Cream of mushroom soup, cream of chicken soup and onion soup mix come together to make a meal that’s easy to throw together, but hard to not check on it while it’s cooking — but don’t peek! It’s important to keep all the heat in the dish to make sure everything is cooked through. Everything is baked in the same dish so it’s an easy weeknight meal.
- Servings: 4-5
- Prep Time: 10 minutes
- Cook Time: 1 hour 15 minutes
- 1 cup uncooked long-grain white rice
- 1 (10.5-ounce) can cream of mushroom soup
- 1 (10.5-ounce) can cream of chicken soup
- 1 (1-ounce) package onion soup mix
- 1 (10.75-ounce) can chicken broth, low-sodium preferred
- 1 garlic clove, crushed
- 1 teaspoon chopped fresh parsley
- 1 teaspoon Worcestershire sauce
- 4–5 boneless, skinless chicken breasts
- 1 teaspoon paprika
- Sprigs of fresh sage, for garnish
1. Preheat the oven to 350ºF. Lightly coat a 9 x 13-inch baking dish with cooking spray.

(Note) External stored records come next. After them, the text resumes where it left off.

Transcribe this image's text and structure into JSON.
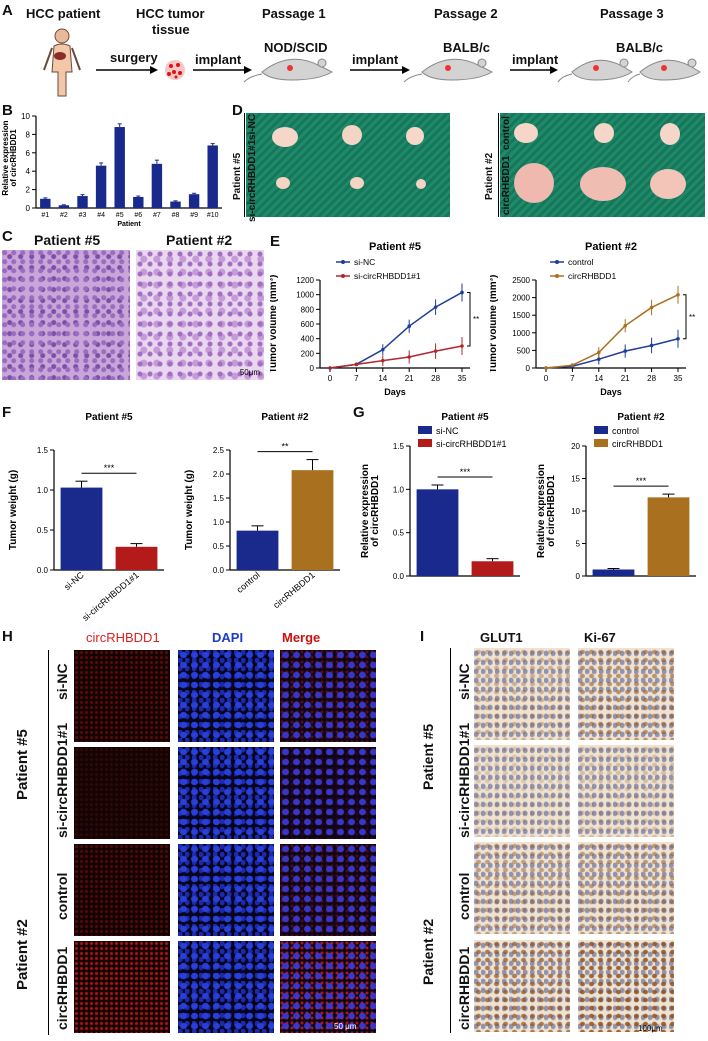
{
  "panels": {
    "a": "A",
    "b": "B",
    "c": "C",
    "d": "D",
    "e": "E",
    "f": "F",
    "g": "G",
    "h": "H",
    "i": "I"
  },
  "workflow": {
    "hcc_patient": "HCC patient",
    "hcc_tumor_tissue_1": "HCC tumor",
    "hcc_tumor_tissue_2": "tissue",
    "surgery": "surgery",
    "implant": "implant",
    "passage1": "Passage 1",
    "passage2": "Passage 2",
    "passage3": "Passage 3",
    "mouse1": "NOD/SCID",
    "mouse2": "BALB/c",
    "mouse3": "BALB/c"
  },
  "d_labels": {
    "patient5": "Patient #5",
    "sinc": "si-NC",
    "sicirc": "si-circRHBDD1#1",
    "patient2": "Patient #2",
    "control": "control",
    "circ": "circRHBDD1"
  },
  "c_labels": {
    "patient5": "Patient #5",
    "patient2": "Patient #2",
    "scale": "50μm"
  },
  "h_labels": {
    "col1": "circRHBDD1",
    "col2": "DAPI",
    "col3": "Merge",
    "patient5": "Patient #5",
    "patient2": "Patient #2",
    "row1": "si-NC",
    "row2": "si-circRHBDD1#1",
    "row3": "control",
    "row4": "circRHBDD1",
    "scale": "50 μm"
  },
  "i_labels": {
    "col1": "GLUT1",
    "col2": "Ki-67",
    "patient5": "Patient #5",
    "patient2": "Patient #2",
    "row1": "si-NC",
    "row2": "si-circRHBDD1#1",
    "row3": "control",
    "row4": "circRHBDD1",
    "scale": "100μm"
  },
  "colors": {
    "navy": "#1a2a8c",
    "red": "#b31b1b",
    "gold": "#a9701f",
    "blue_line": "#1f3d99",
    "red_line": "#b0282d"
  },
  "chart_data": [
    {
      "id": "B",
      "type": "bar",
      "ylabel": "Relative expression of circRHBDD1",
      "xlabel": "Patient",
      "categories": [
        "#1",
        "#2",
        "#3",
        "#4",
        "#5",
        "#6",
        "#7",
        "#8",
        "#9",
        "#10"
      ],
      "values": [
        1.0,
        0.3,
        1.3,
        4.6,
        8.8,
        1.2,
        4.8,
        0.7,
        1.5,
        6.8
      ],
      "errors": [
        0.1,
        0.05,
        0.15,
        0.3,
        0.35,
        0.1,
        0.4,
        0.08,
        0.1,
        0.2
      ],
      "ylim": [
        0,
        10
      ],
      "yticks": [
        "0",
        "2",
        "4",
        "6",
        "8",
        "10"
      ]
    },
    {
      "id": "E1",
      "type": "line",
      "title": "Patient #5",
      "xlabel": "Days",
      "ylabel": "Tumor volume (mm³)",
      "x": [
        0,
        7,
        14,
        21,
        28,
        35
      ],
      "series": [
        {
          "name": "si-NC",
          "values": [
            0,
            50,
            250,
            570,
            830,
            1030
          ]
        },
        {
          "name": "si-circRHBDD1#1",
          "values": [
            0,
            50,
            100,
            150,
            230,
            300
          ]
        }
      ],
      "ylim": [
        0,
        1200
      ],
      "yticks": [
        "0",
        "200",
        "400",
        "600",
        "800",
        "1000",
        "1200"
      ],
      "annotation": "**"
    },
    {
      "id": "E2",
      "type": "line",
      "title": "Patient #2",
      "xlabel": "Days",
      "ylabel": "Tumor volume (mm³)",
      "x": [
        0,
        7,
        14,
        21,
        28,
        35
      ],
      "series": [
        {
          "name": "control",
          "values": [
            0,
            50,
            250,
            480,
            640,
            830
          ]
        },
        {
          "name": "circRHBDD1",
          "values": [
            0,
            80,
            440,
            1200,
            1720,
            2080
          ]
        }
      ],
      "ylim": [
        0,
        2500
      ],
      "yticks": [
        "0",
        "500",
        "1000",
        "1500",
        "2000",
        "2500"
      ],
      "annotation": "**"
    },
    {
      "id": "F1",
      "type": "bar",
      "title": "Patient #5",
      "ylabel": "Tumor weight (g)",
      "categories": [
        "si-NC",
        "si-circRHBDD1#1"
      ],
      "values": [
        1.03,
        0.29
      ],
      "errors": [
        0.08,
        0.04
      ],
      "ylim": [
        0,
        1.5
      ],
      "yticks": [
        "0.0",
        "0.5",
        "1.0",
        "1.5"
      ],
      "annotation": "***"
    },
    {
      "id": "F2",
      "type": "bar",
      "title": "Patient #2",
      "ylabel": "Tumor weight (g)",
      "categories": [
        "control",
        "circRHBDD1"
      ],
      "values": [
        0.82,
        2.08
      ],
      "errors": [
        0.1,
        0.22
      ],
      "ylim": [
        0,
        2.5
      ],
      "yticks": [
        "0.0",
        "0.5",
        "1.0",
        "1.5",
        "2.0",
        "2.5"
      ],
      "annotation": "**"
    },
    {
      "id": "G1",
      "type": "bar",
      "title": "Patient #5",
      "ylabel": "Relative expression of circRHBDD1",
      "categories": [
        "si-NC",
        "si-circRHBDD1#1"
      ],
      "values": [
        1.0,
        0.17
      ],
      "errors": [
        0.05,
        0.03
      ],
      "ylim": [
        0,
        1.5
      ],
      "yticks": [
        "0.0",
        "0.5",
        "1.0",
        "1.5"
      ],
      "annotation": "***",
      "legend": [
        "si-NC",
        "si-circRHBDD1#1"
      ]
    },
    {
      "id": "G2",
      "type": "bar",
      "title": "Patient #2",
      "ylabel": "Relative expression of circRHBDD1",
      "categories": [
        "control",
        "circRHBDD1"
      ],
      "values": [
        1.0,
        12.1
      ],
      "errors": [
        0.15,
        0.5
      ],
      "ylim": [
        0,
        20
      ],
      "yticks": [
        "0",
        "5",
        "10",
        "15",
        "20"
      ],
      "annotation": "***",
      "legend": [
        "control",
        "circRHBDD1"
      ]
    }
  ]
}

2. In a large bowl, combine the rice, cream of mushroom soup, cream of chicken soup, onion soup mix, chicken broth, garlic, parsley, and Worcestershire sauce.
3. Pour the mixture into the baking dish. Nestle the chicken into the mixture.
4. Sprinkle the paprika over the chicken.
5. Cover with aluminum foil. Bake for 1 hour 15 minutes. DO NOT PEEK during baking! Garnish with sage and serve.